Charlie and his brother Johnny, the film’s action director and lead actor, elucidated that their goal is to make a true action film packed with highly realistic, thrilling kungfu feats, which is hard to come by in the local film industry.

“I’m willing to make necessary modifications, but alternations are almost impossible if they don’t match with the film’s theme and storyline. I’m positive that we didn’t violate the motion picture regulations,” Charlie told Vnexpress.

Regarding the assessors’ opinion that the film wrongly reflected Cho Lon’s security situation, Charlie said, as the film is fictitious just like any Hollywood action flick, it’s really difficult to stick strictly to the locality’s history and the law enforcers, or the good, only appear towards the end of the film to triumph over the evil.

Besides, the gang war scene going on without police intervention takes place in one night only, not day in day out as the assessors claimed, Charlie noted.

“As the office didn’t spell out exactly what to alter or remove, we’re now at the end of the road, faced with the grim reality of cutting all action scenes, which means shooting an entirely different film and incurring huge extra costs,” the director sadly shared.

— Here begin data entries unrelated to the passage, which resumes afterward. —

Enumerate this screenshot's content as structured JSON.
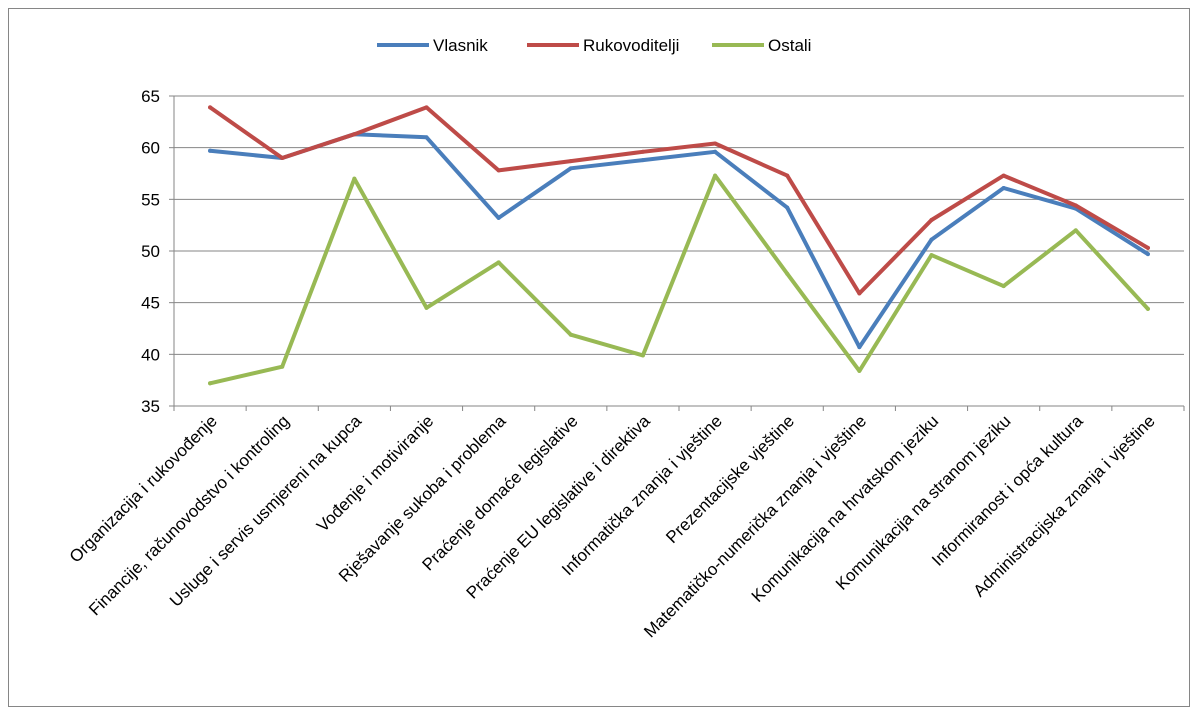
{
  "chart_data": {
    "type": "line",
    "categories": [
      "Organizacija i rukovođenje",
      "Financije, računovodstvo i kontroling",
      "Usluge i servis usmjereni na kupca",
      "Vođenje i motiviranje",
      "Rješavanje sukoba i problema",
      "Praćenje domaće legislative",
      "Praćenje EU legislative i direktiva",
      "Informatička znanja i vještine",
      "Prezentacijske vještine",
      "Matematičko-numerička znanja i vještine",
      "Komunikacija na hrvatskom jeziku",
      "Komunikacija na stranom jeziku",
      "Informiranost i opća kultura",
      "Administracijska znanja i vještine"
    ],
    "series": [
      {
        "name": "Vlasnik",
        "color": "#4a7ebb",
        "values": [
          59.7,
          59.0,
          61.3,
          61.0,
          53.2,
          58.0,
          58.8,
          59.6,
          54.2,
          40.7,
          51.1,
          56.1,
          54.1,
          49.7
        ]
      },
      {
        "name": "Rukovoditelji",
        "color": "#be4b48",
        "values": [
          63.9,
          59.0,
          61.3,
          63.9,
          57.8,
          58.7,
          59.6,
          60.4,
          57.3,
          45.9,
          53.0,
          57.3,
          54.4,
          50.3
        ]
      },
      {
        "name": "Ostali",
        "color": "#98b954",
        "values": [
          37.2,
          38.8,
          57.0,
          44.5,
          48.9,
          41.9,
          39.9,
          57.3,
          47.8,
          38.4,
          49.6,
          46.6,
          52.0,
          44.4
        ]
      }
    ],
    "ylim": [
      35,
      65
    ],
    "yticks": [
      35,
      40,
      45,
      50,
      55,
      60,
      65
    ],
    "grid": true,
    "legend_position": "top-center",
    "title": "",
    "xlabel": "",
    "ylabel": ""
  }
}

According to a Vnexpress source, after the meeting with the office, Charlie has had some scenes reshot, but they have yet to get the nod from the assessors.

“In my opinion, this type of real action films is still new in Vietnam. Its high realisticness gives the impression of violence. In fact, the film also conveys profound humanitarian lessons behind the fighting and bloodsheds,” shared Ha Hien, another lead actor in the film.

Mixed audience opinions

The film’s screening delay has caused quite a stir among netizens. Many favor the assessors’ decision.

“Watching its trailer, I think the film is overly violent and negatively stimulating, which can adversely impact youths, especially as robberies in broad daylight and murders are alarmingly rampant these days,” wrote Hoang Thi Ngoc Mai.

Meanwhile, others object to the film screening delay.

“I think with minors’ readily easy access to rampant violent and horrible content on television and the Internet, it’s quite ineffective to protect them from harm just by making changes to this film,” wrote phuongnguyen.

“The excuse that the film doesn’t truly reflect reality isn’t persuasive. Moreover, people, especially youngsters, tend to be more curious about banned films, which they can still watch online or through pirated DVDs,” wrote GirlonFire.